桜空あかねの裏事情

「うん」


あかねは頷いた。
少なくともジョエルは、話してもいい事しか明かしていないだろう。
それでも本心の一部を教えてくれたのは確かであり、今はそれで充分だった。
満足したと言わんばかりの笑顔に、ジョエルは表情を崩さずに再度問い掛ける。


「知りたがりのお嬢さんにしては、随分と場を弁えているな」

「無理矢理知っても意味ないでしょ。特に人の心は。私はその人自身から話されて知りたいの」


問の答えにジョエルは一瞬目を瞬かせるが、すぐに席を立ち食堂のドアへと歩いていく。


「どこ行くの?」

「客間だ。

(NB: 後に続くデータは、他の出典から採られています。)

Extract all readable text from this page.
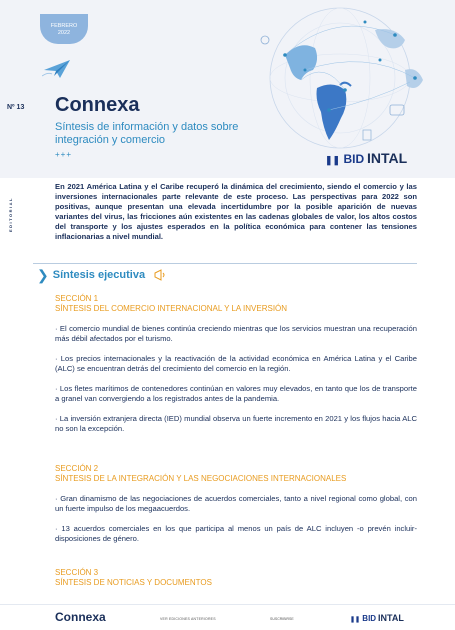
FEBRERO
2022
Nº 13 Connexa
Síntesis de información y datos sobre integración y comercio
+++
❚❚ BID INTAL
EDITORIAL
En 2021 América Latina y el Caribe recuperó la dinámica del crecimiento, siendo el comercio y las inversiones internacionales parte relevante de este proceso. Las perspectivas para 2022 son positivas, aunque presentan una elevada incertidumbre por la posible aparición de nuevas variantes del virus, las fricciones aún existentes en las cadenas globales de valor, los altos costos del transporte y los ajustes esperados en la política económica para contener las tensiones inflacionarias a nivel mundial.
❯ Síntesis ejecutiva
SECCIÓN 1
SÍNTESIS DEL COMERCIO INTERNACIONAL Y LA INVERSIÓN
· El comercio mundial de bienes continúa creciendo mientras que los servicios muestran una recuperación más débil afectados por el turismo.
· Los precios internacionales y la reactivación de la actividad económica en América Latina y el Caribe (ALC) se encuentran detrás del crecimiento del comercio en la región.
· Los fletes marítimos de contenedores continúan en valores muy elevados, en tanto que los de transporte a granel van convergiendo a los registrados antes de la pandemia.
· La inversión extranjera directa (IED) mundial observa un fuerte incremento en 2021 y los flujos hacia ALC no son la excepción.
SECCIÓN 2
SÍNTESIS DE LA INTEGRACIÓN Y LAS NEGOCIACIONES INTERNACIONALES
· Gran dinamismo de las negociaciones de acuerdos comerciales, tanto a nivel regional como global, con un fuerte impulso de los megaacuerdos.
· 13 acuerdos comerciales en los que participa al menos un país de ALC incluyen -o prevén incluir- disposiciones de género.
SECCIÓN 3
SÍNTESIS DE NOTICIAS Y DOCUMENTOS
Connexa	VER EDICIONES ANTERIORES	SUSCRIBIRSE	❚❚ BID INTAL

折角来てもらっても、私達がいなければ話にならんだろう」


不意に時計を見れば、予定の時間まで残り僅か。
優雅に朝食を取っている場合ではないと知る。


「葛城さん早く来ちゃうかなぁ」

「彼も立派な成人だからな。君のような非常識なお子様とは違う」

「む」

「私からしてみれば、どうでもいいことだが。せいぜい遅れないように来る事だ」


まるで釘を刺すような言い方に、あからさまに嫌な顔をすれば、ジョエルは挑発的な笑みを残して食堂から去っていった。
その後、あかねは負けじと朝食を黙々と食べるのだった。